High Court awards Timber Creek native title holders $2.5 million, partly for ‘spiritual harm’
The High Court has ruled native title holders from the remote Northern Territory town of Timber Creek will receive $2.5 million in compensation for loss of their rights, including spiritual connection to the land.
The test case – described as one of the biggest since Mabo – brought the High Court to the Northern Territory last September for the first time in its history.
It was the first time the High Court had examined the Native Title Act’s compensation provisions, including how to put a price on intangible harm caused by disconnection with country.
The claim by Ngaliwurru and Nungali native title holders was about rights that were extinguished by the building of roads and infrastructure by the Northern Territory government in the 1980s and ’90s.
The final amount of $2.5 million in compensation settled on by the High Court is divided into three components – economic loss, interest and non-economic loss related to the “spiritual” harm caused by disconnection.
It includes $1.3 million for non-economic loss or spiritual harm – the court rejected the argument from the NT and federal governments that the amount was “manifestly excessive”.

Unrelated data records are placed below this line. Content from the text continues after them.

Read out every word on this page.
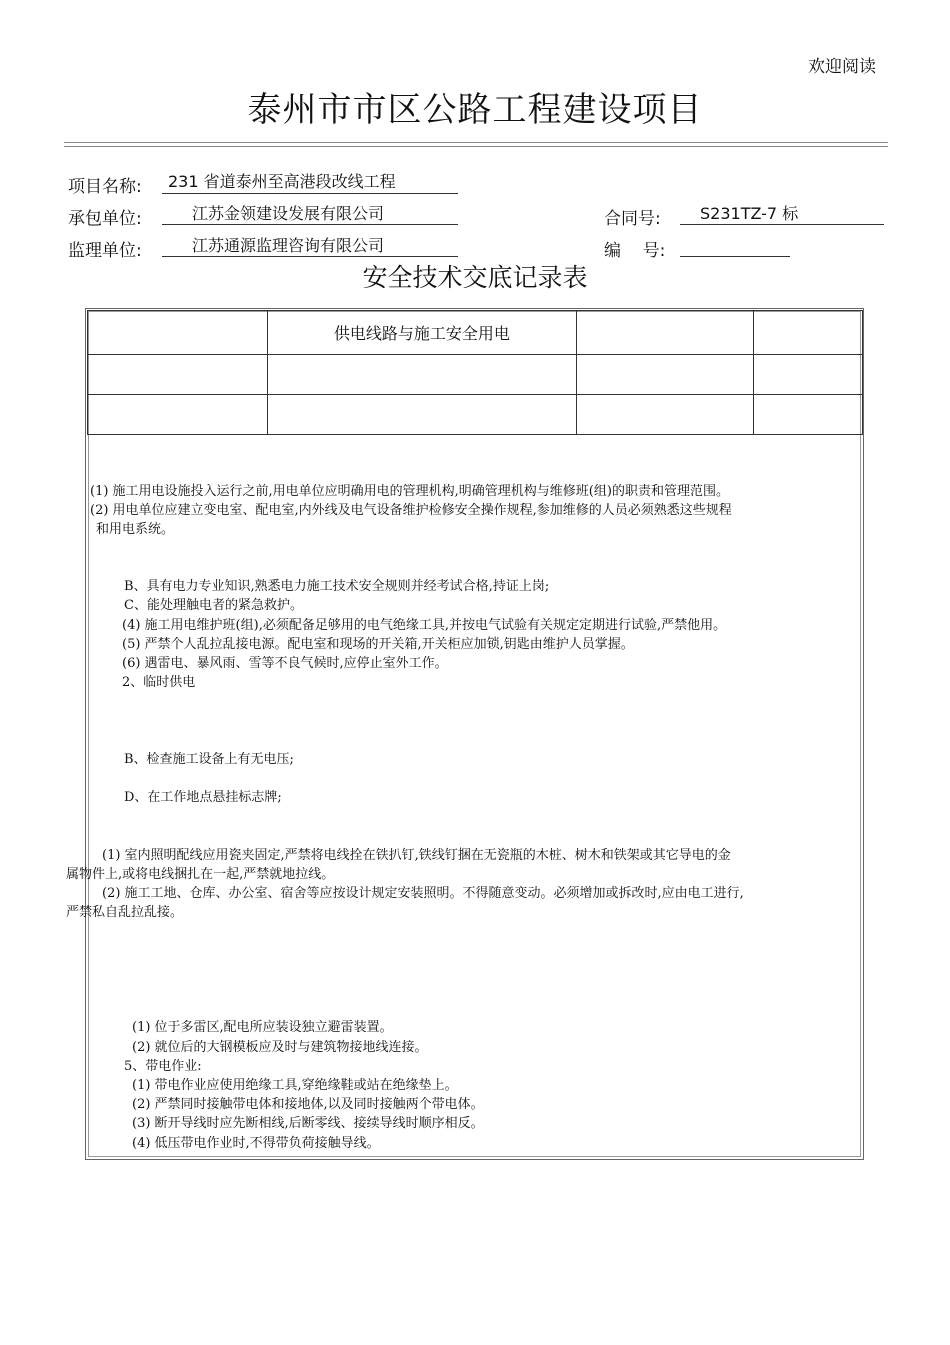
欢迎阅读
泰州市市区公路工程建设项目
项目名称:	231 省道泰州至高港段改线工程
承包单位:	江苏金领建设发展有限公司
监理单位:	江苏通源监理咨询有限公司
合同号:	S231TZ-7 标
编    号:
安全技术交底记录表
	供电线路与施工安全用电		

(1) 施工用电设施投入运行之前,用电单位应明确用电的管理机构,明确管理机构与维修班(组)的职责和管理范围。
(2) 用电单位应建立变电室、配电室,内外线及电气设备维护检修安全操作规程,参加维修的人员必须熟悉这些规程
和用电系统。
B、具有电力专业知识,熟悉电力施工技术安全规则并经考试合格,持证上岗;
C、能处理触电者的紧急救护。
(4) 施工用电维护班(组),必须配备足够用的电气绝缘工具,并按电气试验有关规定定期进行试验,严禁他用。
(5) 严禁个人乱拉乱接电源。配电室和现场的开关箱,开关柜应加锁,钥匙由维护人员掌握。
(6) 遇雷电、暴风雨、雪等不良气候时,应停止室外工作。
2、临时供电
B、检查施工设备上有无电压;
D、在工作地点悬挂标志牌;
(1) 室内照明配线应用瓷夹固定,严禁将电线拴在铁扒钉,铁线钉捆在无瓷瓶的木桩、树木和铁架或其它导电的金
属物件上,或将电线捆扎在一起,严禁就地拉线。
(2) 施工工地、仓库、办公室、宿舍等应按设计规定安装照明。不得随意变动。必须增加或拆改时,应由电工进行,
严禁私自乱拉乱接。
(1) 位于多雷区,配电所应装设独立避雷装置。
(2) 就位后的大钢模板应及时与建筑物接地线连接。
5、带电作业:
(1) 带电作业应使用绝缘工具,穿绝缘鞋或站在绝缘垫上。
(2) 严禁同时接触带电体和接地体,以及同时接触两个带电体。
(3) 断开导线时应先断相线,后断零线、接续导线时顺序相反。
(4) 低压带电作业时,不得带负荷接触导线。
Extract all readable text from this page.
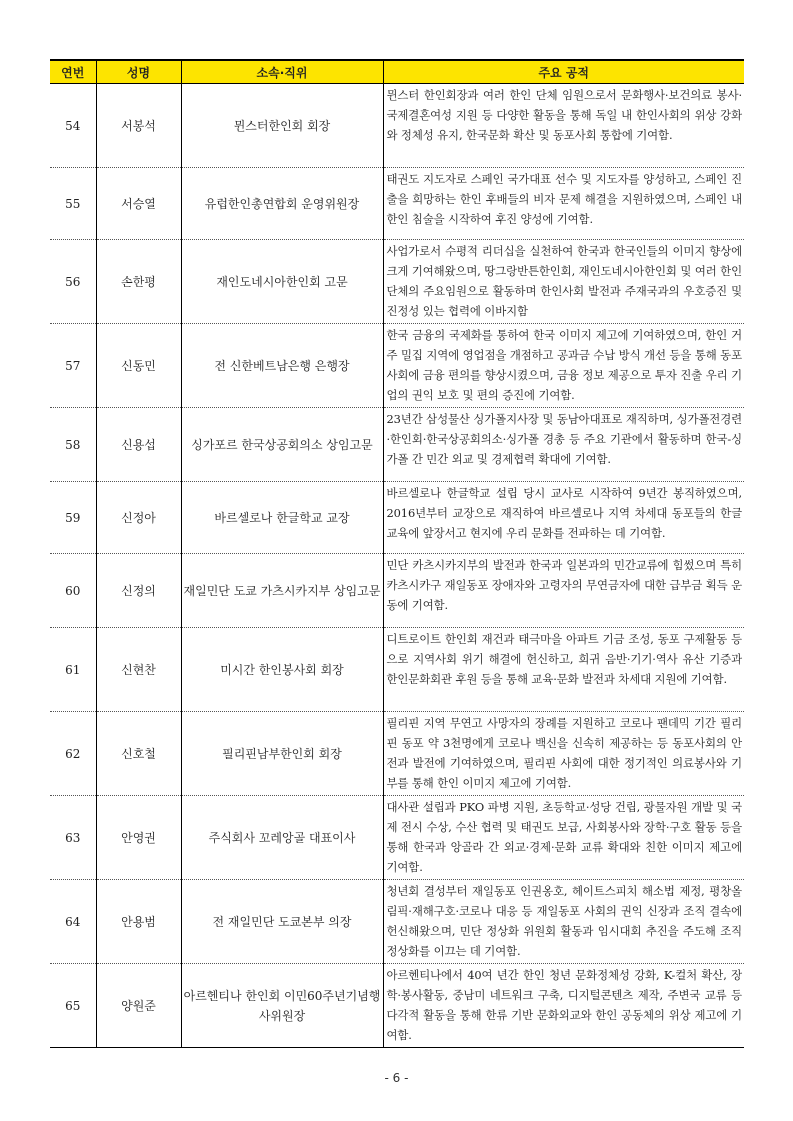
연번	성명	소속·직위	주요 공적
54	서봉석	뮌스터한인회 회장	뮌스터 한인회장과 여러 한인 단체 임원으로서 문화행사·보건의료 봉사·국제결혼여성 지원 등 다양한 활동을 통해 독일 내 한인사회의 위상 강화와 정체성 유지, 한국문화 확산 및 동포사회 통합에 기여함.
55	서승열	유럽한인총연합회 운영위원장	태권도 지도자로 스페인 국가대표 선수 및 지도자를 양성하고, 스페인 진출을 희망하는 한인 후배들의 비자 문제 해결을 지원하였으며, 스페인 내 한인 침술을 시작하여 후진 양성에 기여함.
56	손한평	재인도네시아한인회 고문	사업가로서 수평적 리더십을 실천하여 한국과 한국인들의 이미지 향상에 크게 기여해왔으며, 땅그랑반튼한인회, 재인도네시아한인회 및 여러 한인단체의 주요임원으로 활동하며 한인사회 발전과 주재국과의 우호증진 및 진정성 있는 협력에 이바지함
57	신동민	전 신한베트남은행 은행장	한국 금융의 국제화를 통하여 한국 이미지 제고에 기여하였으며, 한인 거주 밀집 지역에 영업점을 개점하고 공과금 수납 방식 개선 등을 통해 동포사회에 금융 편의를 향상시켰으며, 금융 정보 제공으로 투자 진출 우리 기업의 권익 보호 및 편의 증진에 기여함.
58	신용섭	싱가포르 한국상공회의소 상임고문	23년간 삼성물산 싱가폴지사장 및 동남아대표로 재직하며, 싱가폴전경련·한인회·한국상공회의소·싱가폴 경총 등 주요 기관에서 활동하며 한국-싱가폴 간 민간 외교 및 경제협력 확대에 기여함.
59	신정아	바르셀로나 한글학교 교장	바르셀로나 한글학교 설립 당시 교사로 시작하여 9년간 봉직하였으며, 2016년부터 교장으로 재직하여 바르셀로나 지역 차세대 동포들의 한글 교육에 앞장서고 현지에 우리 문화를 전파하는 데 기여함.
60	신정의	재일민단 도쿄 가츠시카지부 상임고문	민단 카츠시카지부의 발전과 한국과 일본과의 민간교류에 힘썼으며 특히 카츠시카구 재일동포 장애자와 고령자의 무연금자에 대한 급부금 획득 운동에 기여함.
61	신현찬	미시간 한인봉사회 회장	디트로이트 한인회 재건과 태극마을 아파트 기금 조성, 동포 구제활동 등으로 지역사회 위기 해결에 헌신하고, 희귀 음반·기기·역사 유산 기증과 한인문화회관 후원 등을 통해 교육·문화 발전과 차세대 지원에 기여함.
62	신호철	필리핀남부한인회 회장	필리핀 지역 무연고 사망자의 장례를 지원하고 코로나 팬데믹 기간 필리핀 동포 약 3천명에게 코로나 백신을 신속히 제공하는 등 동포사회의 안전과 발전에 기여하였으며, 필리핀 사회에 대한 정기적인 의료봉사와 기부를 통해 한인 이미지 제고에 기여함.
63	안영권	주식회사 꼬레앙골 대표이사	대사관 설립과 PKO 파병 지원, 초등학교·성당 건립, 광물자원 개발 및 국제 전시 수상, 수산 협력 및 태권도 보급, 사회봉사와 장학·구호 활동 등을 통해 한국과 앙골라 간 외교·경제·문화 교류 확대와 친한 이미지 제고에 기여함.
64	안용범	전 재일민단 도쿄본부 의장	청년회 결성부터 재일동포 인권옹호, 헤이트스피치 해소법 제정, 평창올림픽·재해구호·코로나 대응 등 재일동포 사회의 권익 신장과 조직 결속에 헌신해왔으며, 민단 정상화 위원회 활동과 임시대회 추진을 주도해 조직 정상화를 이끄는 데 기여함.
65	양원준	아르헨티나 한인회 이민60주년기념행사위원장	아르헨티나에서 40여 년간 한인 청년 문화정체성 강화, K-컬처 확산, 장학·봉사활동, 중남미 네트워크 구축, 디지털콘텐츠 제작, 주변국 교류 등 다각적 활동을 통해 한류 기반 문화외교와 한인 공동체의 위상 제고에 기여함.
- 6 -
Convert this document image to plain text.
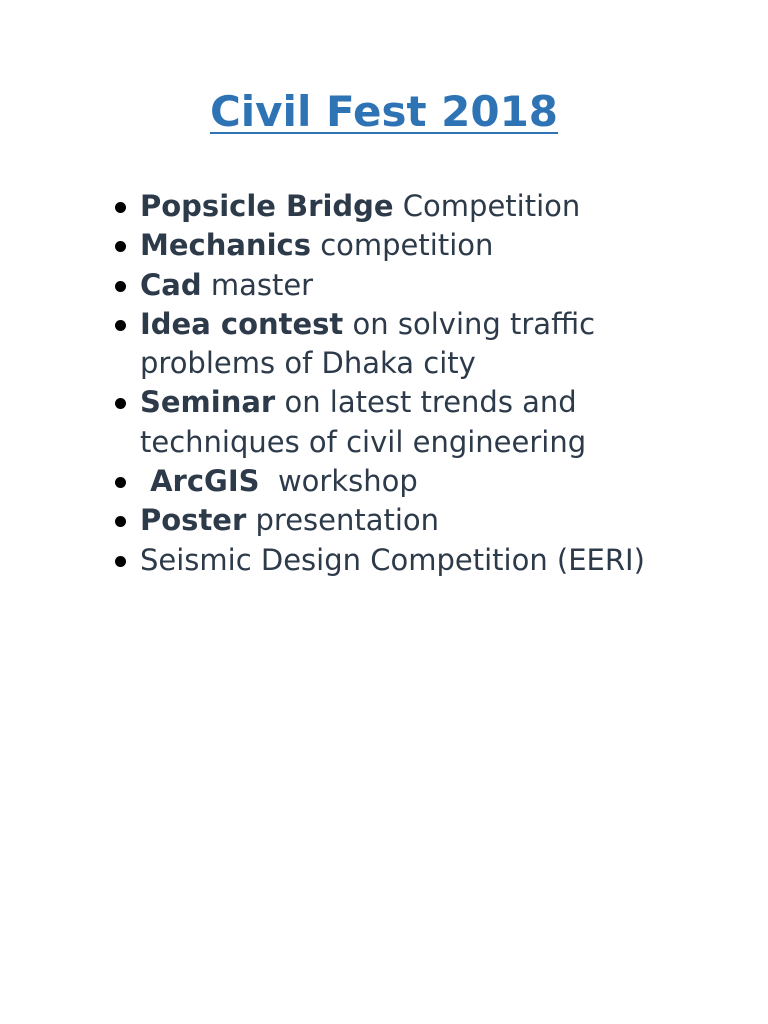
Civil Fest 2018
Popsicle Bridge Competition
Mechanics competition
Cad master
Idea contest on solving traffic problems of Dhaka city
Seminar on latest trends and techniques of civil engineering
ArcGIS  workshop
Poster presentation
Seismic Design Competition (EERI)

“The compensation for loss or diminution of traditional attachment to the land or connection to country and for loss of rights to gain spiritual sustenance from the land is the amount which society would rightly regard as appropriate for the award for the loss,” the majority judgement said.
The decision has set a precedent for similar claims across the country.
Queensland, Western Australia and South Australia were “interveners” or interested parties in the case, supporting the NT and Federal governments’ position.
Governments win argument about ‘economic loss’
The appeal process began after the Timber Creek native title holders were awarded a total of $3.3 million in compensation for extinguishment of their native title rights in 2016.
That decision by Federal Court Justice John Mansfield was challenged by the NT and Federal governments.
The Full Federal Court then reduced the compensation amount to $2.9 million.
Both the NT and federal governments appealed again to the High Court, along with the Ngaliwurru and Nungali claim group.
The federal and NT governments argued the native title rights were “overvalued” and the economic loss should not be worth any more than 50 per cent of the freehold value of the land.
The High Court agreed with that argument and awarded $32,250 for that component.
That was partly because Timber Creek was covered by a pastoral lease in the 1880s, which meant native title holders did not have the right under Australian law to exclude people from the land but kept “non-exclusive” rights to hunt, fish and practise their law and culture.
The Ngaliwurru and Nungali people had argued the loss of their native title rights was worth the entire freehold market value of the land.